Experimental investigation on the effect of transverse grooves in a channel on the thermal performance of a flat-plate pulsating heat pipe

Abstract

This study experimentally investigates the effect of transverse grooves in a channel on the thermal performance of a flat-plate pulsating heat pipe (PHP). Rectangular grooves are engraved on the sidewalls of the channel in the evaporator section in a direction transverse to the oscillating flow, and these grooves extend from the top surface to the bottom surface of the sidewalls. Two PHPs are fabricated for experimental evaluation using MEMS techniques: one with a grooved channel and another with a smooth channel. Both PHPs have overall dimensions of 29 × 29 × 1.5 mm3. A rectangular meandering channel is etched on a silicon wafer, and this channel possesses dual hydraulic diameters with alternating widths of 1 mm and 0.4 mm and a height of 0.5 mm. In the PHP with the grooved channel, the dimensions of the grooves are analytically determined to maximize the film evaporation heat transfer rate: the depth, the width, and the spacing are determined to be 50 μm, 20 μm, and 20 μm, respectively.

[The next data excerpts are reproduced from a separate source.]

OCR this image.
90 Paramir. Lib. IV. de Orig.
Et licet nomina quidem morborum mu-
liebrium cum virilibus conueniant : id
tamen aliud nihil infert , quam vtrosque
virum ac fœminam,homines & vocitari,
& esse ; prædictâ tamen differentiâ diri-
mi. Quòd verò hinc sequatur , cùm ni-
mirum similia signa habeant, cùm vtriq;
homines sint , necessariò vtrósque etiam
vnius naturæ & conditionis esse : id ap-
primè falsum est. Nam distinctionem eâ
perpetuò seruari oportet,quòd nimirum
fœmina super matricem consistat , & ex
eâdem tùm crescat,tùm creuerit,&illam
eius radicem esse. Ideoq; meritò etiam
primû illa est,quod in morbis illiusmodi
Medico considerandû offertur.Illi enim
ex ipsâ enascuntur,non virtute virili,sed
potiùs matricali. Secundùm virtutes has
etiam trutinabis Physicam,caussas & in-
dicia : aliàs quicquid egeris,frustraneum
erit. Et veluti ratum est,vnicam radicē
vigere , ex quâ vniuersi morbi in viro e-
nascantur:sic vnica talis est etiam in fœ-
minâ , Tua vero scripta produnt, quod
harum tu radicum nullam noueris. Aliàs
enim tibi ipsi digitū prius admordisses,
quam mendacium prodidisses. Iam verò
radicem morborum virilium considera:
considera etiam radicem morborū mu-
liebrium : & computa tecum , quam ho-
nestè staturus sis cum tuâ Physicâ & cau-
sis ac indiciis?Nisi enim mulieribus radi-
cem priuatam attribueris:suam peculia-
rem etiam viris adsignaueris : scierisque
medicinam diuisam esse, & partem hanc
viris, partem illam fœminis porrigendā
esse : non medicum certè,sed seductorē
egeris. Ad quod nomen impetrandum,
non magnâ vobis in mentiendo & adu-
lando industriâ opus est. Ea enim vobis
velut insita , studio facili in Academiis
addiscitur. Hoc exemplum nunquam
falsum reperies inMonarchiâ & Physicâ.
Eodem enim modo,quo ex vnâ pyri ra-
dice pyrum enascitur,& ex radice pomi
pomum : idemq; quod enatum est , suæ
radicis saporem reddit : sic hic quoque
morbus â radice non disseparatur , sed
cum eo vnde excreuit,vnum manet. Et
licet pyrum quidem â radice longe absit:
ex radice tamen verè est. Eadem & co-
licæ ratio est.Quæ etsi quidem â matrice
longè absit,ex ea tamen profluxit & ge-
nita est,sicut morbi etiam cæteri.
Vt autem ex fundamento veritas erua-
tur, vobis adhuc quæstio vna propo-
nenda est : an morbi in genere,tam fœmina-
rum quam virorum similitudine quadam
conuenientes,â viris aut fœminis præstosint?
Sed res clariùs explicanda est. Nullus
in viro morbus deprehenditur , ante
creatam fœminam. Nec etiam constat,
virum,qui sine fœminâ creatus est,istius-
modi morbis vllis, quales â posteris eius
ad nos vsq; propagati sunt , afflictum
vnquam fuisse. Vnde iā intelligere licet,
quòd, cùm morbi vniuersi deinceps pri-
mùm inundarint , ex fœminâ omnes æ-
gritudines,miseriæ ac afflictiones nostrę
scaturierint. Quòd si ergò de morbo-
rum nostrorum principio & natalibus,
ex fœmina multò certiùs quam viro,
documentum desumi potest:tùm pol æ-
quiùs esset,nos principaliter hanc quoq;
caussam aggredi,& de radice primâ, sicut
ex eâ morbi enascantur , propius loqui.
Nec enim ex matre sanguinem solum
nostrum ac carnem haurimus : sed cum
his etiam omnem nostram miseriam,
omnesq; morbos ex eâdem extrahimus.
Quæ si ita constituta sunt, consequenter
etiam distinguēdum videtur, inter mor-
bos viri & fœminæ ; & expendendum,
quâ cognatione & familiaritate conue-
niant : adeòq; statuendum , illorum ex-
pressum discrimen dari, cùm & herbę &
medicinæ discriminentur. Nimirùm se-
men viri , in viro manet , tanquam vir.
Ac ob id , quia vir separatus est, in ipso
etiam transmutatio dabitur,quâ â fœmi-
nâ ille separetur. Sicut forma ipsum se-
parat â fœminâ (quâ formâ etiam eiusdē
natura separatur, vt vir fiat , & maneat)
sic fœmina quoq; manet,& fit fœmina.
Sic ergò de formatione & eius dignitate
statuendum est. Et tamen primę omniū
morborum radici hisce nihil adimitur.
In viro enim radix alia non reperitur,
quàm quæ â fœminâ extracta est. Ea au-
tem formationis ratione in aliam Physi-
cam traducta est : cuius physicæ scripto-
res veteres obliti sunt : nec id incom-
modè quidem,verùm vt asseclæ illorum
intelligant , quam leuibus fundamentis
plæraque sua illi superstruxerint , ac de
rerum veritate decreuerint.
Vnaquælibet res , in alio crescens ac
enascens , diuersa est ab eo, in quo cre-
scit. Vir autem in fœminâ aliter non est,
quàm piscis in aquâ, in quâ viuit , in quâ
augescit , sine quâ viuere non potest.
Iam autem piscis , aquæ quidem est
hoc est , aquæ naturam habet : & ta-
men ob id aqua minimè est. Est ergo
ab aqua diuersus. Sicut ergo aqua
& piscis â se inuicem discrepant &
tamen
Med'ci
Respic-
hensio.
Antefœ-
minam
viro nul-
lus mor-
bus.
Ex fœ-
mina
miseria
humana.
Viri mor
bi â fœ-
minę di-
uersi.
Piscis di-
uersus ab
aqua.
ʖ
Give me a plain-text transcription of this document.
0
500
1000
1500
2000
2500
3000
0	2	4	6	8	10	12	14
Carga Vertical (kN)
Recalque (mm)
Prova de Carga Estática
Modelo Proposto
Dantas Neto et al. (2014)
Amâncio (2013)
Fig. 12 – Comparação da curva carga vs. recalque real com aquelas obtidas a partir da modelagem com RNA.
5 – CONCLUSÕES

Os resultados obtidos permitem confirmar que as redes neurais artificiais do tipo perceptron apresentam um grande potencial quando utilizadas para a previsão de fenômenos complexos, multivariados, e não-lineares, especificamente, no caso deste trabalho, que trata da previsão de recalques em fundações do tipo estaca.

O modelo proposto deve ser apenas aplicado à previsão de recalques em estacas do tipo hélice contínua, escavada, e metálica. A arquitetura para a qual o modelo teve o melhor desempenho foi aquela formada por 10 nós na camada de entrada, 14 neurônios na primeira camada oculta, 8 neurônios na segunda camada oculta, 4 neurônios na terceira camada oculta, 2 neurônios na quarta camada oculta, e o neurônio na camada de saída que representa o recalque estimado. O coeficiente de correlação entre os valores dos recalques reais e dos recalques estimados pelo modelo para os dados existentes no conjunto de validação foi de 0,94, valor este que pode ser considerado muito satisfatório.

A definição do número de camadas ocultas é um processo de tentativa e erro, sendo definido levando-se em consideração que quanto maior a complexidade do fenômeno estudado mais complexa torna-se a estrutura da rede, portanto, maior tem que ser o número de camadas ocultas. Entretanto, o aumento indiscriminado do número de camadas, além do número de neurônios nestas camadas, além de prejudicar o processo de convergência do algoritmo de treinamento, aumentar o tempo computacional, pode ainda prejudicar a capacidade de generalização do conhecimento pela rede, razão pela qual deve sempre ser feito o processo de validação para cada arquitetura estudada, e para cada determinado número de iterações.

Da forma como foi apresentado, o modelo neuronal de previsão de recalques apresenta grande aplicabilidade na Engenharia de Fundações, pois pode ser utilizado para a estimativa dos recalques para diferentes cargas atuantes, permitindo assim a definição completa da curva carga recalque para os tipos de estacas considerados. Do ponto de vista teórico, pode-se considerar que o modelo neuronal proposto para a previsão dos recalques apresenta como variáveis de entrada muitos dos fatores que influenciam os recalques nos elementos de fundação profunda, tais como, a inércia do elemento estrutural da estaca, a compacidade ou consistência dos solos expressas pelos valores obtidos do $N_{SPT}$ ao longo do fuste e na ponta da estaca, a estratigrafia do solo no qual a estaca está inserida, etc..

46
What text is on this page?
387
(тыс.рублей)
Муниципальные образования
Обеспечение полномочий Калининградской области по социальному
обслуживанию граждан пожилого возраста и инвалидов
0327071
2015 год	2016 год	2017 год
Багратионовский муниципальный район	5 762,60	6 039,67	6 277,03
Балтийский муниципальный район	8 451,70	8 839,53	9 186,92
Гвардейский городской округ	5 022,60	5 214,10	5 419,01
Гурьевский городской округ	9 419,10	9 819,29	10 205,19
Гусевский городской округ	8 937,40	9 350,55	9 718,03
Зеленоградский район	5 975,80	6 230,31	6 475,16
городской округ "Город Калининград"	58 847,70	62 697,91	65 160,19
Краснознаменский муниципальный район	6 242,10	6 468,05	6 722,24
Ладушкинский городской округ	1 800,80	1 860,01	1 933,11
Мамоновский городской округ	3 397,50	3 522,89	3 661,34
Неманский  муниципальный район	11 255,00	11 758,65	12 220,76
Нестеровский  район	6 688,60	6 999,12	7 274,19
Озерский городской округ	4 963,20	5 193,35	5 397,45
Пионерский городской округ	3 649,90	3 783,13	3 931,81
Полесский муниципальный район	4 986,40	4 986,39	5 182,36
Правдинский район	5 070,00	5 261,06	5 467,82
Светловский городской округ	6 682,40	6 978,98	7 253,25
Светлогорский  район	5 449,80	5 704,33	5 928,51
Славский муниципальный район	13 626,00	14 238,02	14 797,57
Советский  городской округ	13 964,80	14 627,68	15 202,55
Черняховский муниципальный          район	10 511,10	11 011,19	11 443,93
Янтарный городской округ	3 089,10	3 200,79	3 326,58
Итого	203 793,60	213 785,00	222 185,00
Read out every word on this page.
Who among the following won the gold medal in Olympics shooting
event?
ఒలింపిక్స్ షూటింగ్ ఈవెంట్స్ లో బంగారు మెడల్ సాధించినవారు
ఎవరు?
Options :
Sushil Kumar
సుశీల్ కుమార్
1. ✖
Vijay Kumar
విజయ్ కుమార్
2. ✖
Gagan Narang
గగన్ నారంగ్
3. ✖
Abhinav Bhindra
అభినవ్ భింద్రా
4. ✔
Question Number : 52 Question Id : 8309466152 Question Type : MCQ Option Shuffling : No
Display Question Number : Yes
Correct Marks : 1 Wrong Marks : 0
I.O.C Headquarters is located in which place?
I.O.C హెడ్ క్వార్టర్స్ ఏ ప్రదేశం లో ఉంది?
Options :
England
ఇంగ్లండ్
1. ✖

R-236fa is used as the working fluid, and the filling ratio is approximately 55 % by volume. Thermal performances of the PHP with the grooved channel and the PHP with the smooth channel are evaluated and compared through thermometry. Experimental results reveal that engraving transverse grooves on sidewalls of the channel effectively enhances the thermal performance of the PHP: the thermal resistance is decreased by an average of 34.6 % across the entire range of input heat fluxes, from the heat flux required for startup to the maximum allowable heat flux. High-speed photography is used, and it is observed that the liquid film in the grooved channel exhibits an 69.2 % thinner average film thickness than that in the smooth channel. This decrease in the average film thickness contributes to the increased evaporation heat transfer rate.